A group of seventy European economists has urged lawmakers in the European Union to prioritize the launch of a publicly issued digital euro rather than relying on private stablecoins, warning that weak design choices could leave Europe dependent on foreign payment systems. In an open letter published by the Sustainable Finance Lab at Utrecht University, the academics argued that Europe’s payment infrastructure is increasingly controlled by non European providers, exposing the region to geopolitical and commercial risks. They pointed to the growing influence of dollar backed stablecoins and international card networks as evidence that delays or compromises around the digital euro could erode monetary sovereignty. According to the signatories, a publicly issued digital currency should serve as a core piece of European financial infrastructure, ensuring resilience, privacy, and accessibility in an environment where digital payments are becoming the default.
The economists outlined several design principles they see as essential for the digital euro to succeed. They argued it must function as public digital money accessible to all residents, support financial inclusion, and offer strong privacy protections comparable to cash for everyday use. Just as important, they said, is a sufficiently high and gradually increasing holding limit that would allow the digital euro to act as a meaningful store of value rather than a purely symbolic payment tool. Without these features, the group warned, businesses and consumers may continue to favor private alternatives, undermining the project’s purpose. The letter framed the debate as a choice between asserting democratic control over money in the digital age or ceding influence to foreign corporations and non European currencies.

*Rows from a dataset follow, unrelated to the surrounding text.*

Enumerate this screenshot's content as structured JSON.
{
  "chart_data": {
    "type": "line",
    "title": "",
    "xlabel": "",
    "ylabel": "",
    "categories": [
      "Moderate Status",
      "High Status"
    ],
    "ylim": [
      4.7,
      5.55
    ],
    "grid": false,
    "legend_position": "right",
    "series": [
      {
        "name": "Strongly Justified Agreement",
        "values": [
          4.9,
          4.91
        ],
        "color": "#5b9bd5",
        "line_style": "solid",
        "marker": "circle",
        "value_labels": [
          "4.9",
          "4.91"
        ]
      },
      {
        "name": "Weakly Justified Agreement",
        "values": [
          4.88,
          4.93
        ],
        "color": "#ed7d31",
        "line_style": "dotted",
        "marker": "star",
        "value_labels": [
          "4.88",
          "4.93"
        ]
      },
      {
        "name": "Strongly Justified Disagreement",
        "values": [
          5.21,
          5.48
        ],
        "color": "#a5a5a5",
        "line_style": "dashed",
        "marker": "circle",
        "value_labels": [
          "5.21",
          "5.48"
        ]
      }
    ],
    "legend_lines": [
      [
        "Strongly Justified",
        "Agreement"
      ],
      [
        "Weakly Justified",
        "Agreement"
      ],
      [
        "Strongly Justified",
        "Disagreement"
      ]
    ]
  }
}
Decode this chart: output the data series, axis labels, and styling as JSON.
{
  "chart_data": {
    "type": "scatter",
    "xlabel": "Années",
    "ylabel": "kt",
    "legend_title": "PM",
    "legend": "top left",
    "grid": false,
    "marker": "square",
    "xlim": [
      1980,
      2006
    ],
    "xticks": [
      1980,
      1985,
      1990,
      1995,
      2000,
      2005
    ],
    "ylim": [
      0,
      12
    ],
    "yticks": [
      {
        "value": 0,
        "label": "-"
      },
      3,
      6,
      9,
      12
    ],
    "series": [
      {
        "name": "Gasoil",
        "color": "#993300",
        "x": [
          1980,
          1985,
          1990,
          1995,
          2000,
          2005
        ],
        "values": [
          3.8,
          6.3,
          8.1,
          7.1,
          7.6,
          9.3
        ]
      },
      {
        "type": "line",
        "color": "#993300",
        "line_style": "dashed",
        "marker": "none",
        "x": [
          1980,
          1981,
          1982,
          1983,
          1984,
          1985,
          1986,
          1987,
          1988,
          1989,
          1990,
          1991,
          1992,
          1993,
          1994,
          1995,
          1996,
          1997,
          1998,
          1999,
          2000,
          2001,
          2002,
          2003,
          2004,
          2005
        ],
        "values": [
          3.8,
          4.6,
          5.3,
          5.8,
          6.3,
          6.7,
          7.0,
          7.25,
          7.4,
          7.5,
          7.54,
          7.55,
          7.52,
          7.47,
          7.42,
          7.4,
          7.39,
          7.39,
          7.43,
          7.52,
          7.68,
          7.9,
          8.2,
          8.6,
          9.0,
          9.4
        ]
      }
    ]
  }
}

The call comes as political and technical preparations around the digital euro advance. Officials at the European Central Bank have emphasized the strategic role of a digital euro alongside broader efforts to strengthen Europe’s financial architecture. ECB leaders have said groundwork on the technical side is largely complete, with legislative approval now the key hurdle. If lawmakers move forward, pilot transactions could begin later in the decade, with issuance possible before 2030. At the same time, policymakers continue to stress that a digital euro would complement physical cash and coexist with regulated private stablecoins under existing EU rules. Still, surveys suggest public demand remains uncertain, making design choices and political clarity critical as Europe decides how to position its money system in a world increasingly shaped by digital payments.